Biological approach

In my opinion the biological approach would be the most useful in studying health. This is due to the fact that it is probably the most logical and seemingly simple of all the approaches. It takes into account what I think are  the three biggest determining  factors of the human world, the ideology of “nature vs. nurture,” while also factoring in the obvious fact that humans have the free will to do as they please and can more or less determine their own fates.

Disease and illness, although seemingly identical, are 2 distinctly separate things. Although both seem to be subjective, influenced by the factors around them, disease is more so “man-made” and brought about by the environment while illness is more natural and a common factor of human life. These definitions helped to distinguish the difference between these two, something that was not apparent to me before.

While reading the Miner article I started to realize that a lot of the cultural ideals and rituals he was describing, although very barbaric, seemed very familiar as well. When I got to the part about the “holy-mouth-man” it began to settle in that he was actually talking about our gradually modernizing culture. I especially found the last quote very very interesting. In short, it was saying that we find these rituals so barbaric yet we would not be where we are today if we had not started at some point with such things, and that we continue to build on them each day.

Two of the rituals/ideologies I found very interesting in the Miner article were their secrecy and protection of the naked body and acts of excretion, and also how much they valued the breast shape of women.
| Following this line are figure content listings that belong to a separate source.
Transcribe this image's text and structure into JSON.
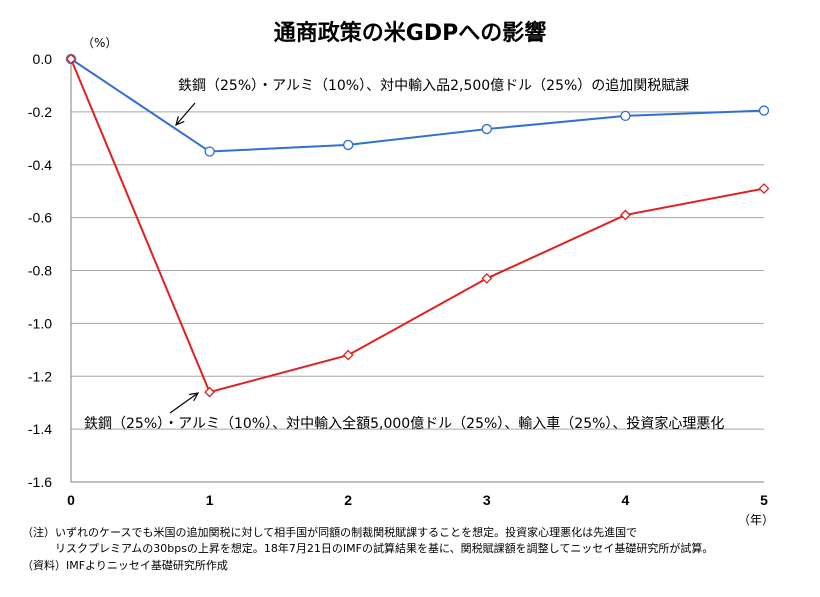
{
  "chart_data": {
    "type": "line",
    "title": "通商政策の米GDPへの影響",
    "ylabel_unit": "（%）",
    "xlabel_unit": "（年）",
    "x": [
      0,
      1,
      2,
      3,
      4,
      5
    ],
    "xticks": [
      "0",
      "1",
      "2",
      "3",
      "4",
      "5"
    ],
    "ylim": [
      -1.6,
      0.0
    ],
    "yticks": [
      "0.0",
      "-0.2",
      "-0.4",
      "-0.6",
      "-0.8",
      "-1.0",
      "-1.2",
      "-1.4",
      "-1.6"
    ],
    "grid": true,
    "series": [
      {
        "name": "鉄鋼（25%）・アルミ（10%）、対中輸入品2,500億ドル（25%）の追加関税賦課",
        "color": "#2f6fd6",
        "marker": "circle",
        "values": [
          0.0,
          -0.35,
          -0.325,
          -0.265,
          -0.215,
          -0.195
        ]
      },
      {
        "name": "鉄鋼（25%）・アルミ（10%）、対中輸入全額5,000億ドル（25%）、輸入車（25%）、投資家心理悪化",
        "color": "#e02020",
        "marker": "diamond",
        "values": [
          0.0,
          -1.26,
          -1.12,
          -0.83,
          -0.59,
          -0.49
        ]
      }
    ]
  },
  "notes": [
    "（注）いずれのケースでも米国の追加関税に対して相手国が同額の制裁関税賦課することを想定。投資家心理悪化は先進国で",
    "　　　リスクプレミアムの30bpsの上昇を想定。18年7月21日のIMFの試算結果を基に、関税賦課額を調整してニッセイ基礎研究所が試算。",
    "（資料）IMFよりニッセイ基礎研究所作成"
  ]
}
The first represents the idea that the body is sacred and must remain for one’s own self only. The second I found rather funny because it represented a similar ideology that we have in our society today, praising and paying women for their ideally “perfect” bodies and striving to be just like them.

This Post Has 2 Comments

  1. saarine3 says:

    I have to agree with you about how their society is satirical to ours in that all the practices we seem necessary no matter how much pain or grief they cause us. We will still go through with them because that’s what we a thought to do.
    The first example us selected was the point about how their bodies were sacred and must remain for one’s own self only. I think at the time this article was written our society was probably a much more conservative place. Meaning people were less open about sex and nudity than they are today. Today’s society is much more liberal than 50 years ago. For example every year it seems like there is more sex on TV and overly sexualized models both male and female whom are dressed half naked to depict the ideal body image. Now I think people now view their bodies as less sacred and more embarrassed. In that they want to have a perfect body and if they don’t they keep it to themselves. This brings me into your next example about women showing of their breasts. This is obviously still very relevant into today’s society for all the same reason I just said. Strippers, models, and thespians are all paid to show off their bodies. All and all I would say you selected some great examples that work well for the activity.

  2. Taylor Smith says:

    I agree that the biological approach is very important and one of the most clear-cut for someone who plans to study health. I initially thought this was the most useful for me but upon further analysis, I chose the ethnomedical because it included more of the culture aspect, which I think is extremely important. However, your statement about “nature vs. nurture” is something that I did not consider when thinking about the biological approach, and it makes me realize that there is still quite a bit of culture associated with this method.
    I think that our modern culture is contradictory. When this article was written 50 years ago, our society was a bit more conservative. There is still much emphasis on privacy and protection of the human body and acts of excretion. We see these ideologies daily in examples such as private bathrooms, dressing rooms, and more conservative beaches than those of other cultures, among many others. However, we idolize the naked human body and praise those who have the ideal shape and form. Plastic surgery and other forms of body altering and improving have become such a large part of our culture. It has become almost the norm for women to have breast implants in order to achieve that “perfect” breast shape. It seems at times, that the body is no longer sacred and private, when we are faced with so much nudity and sex in the media.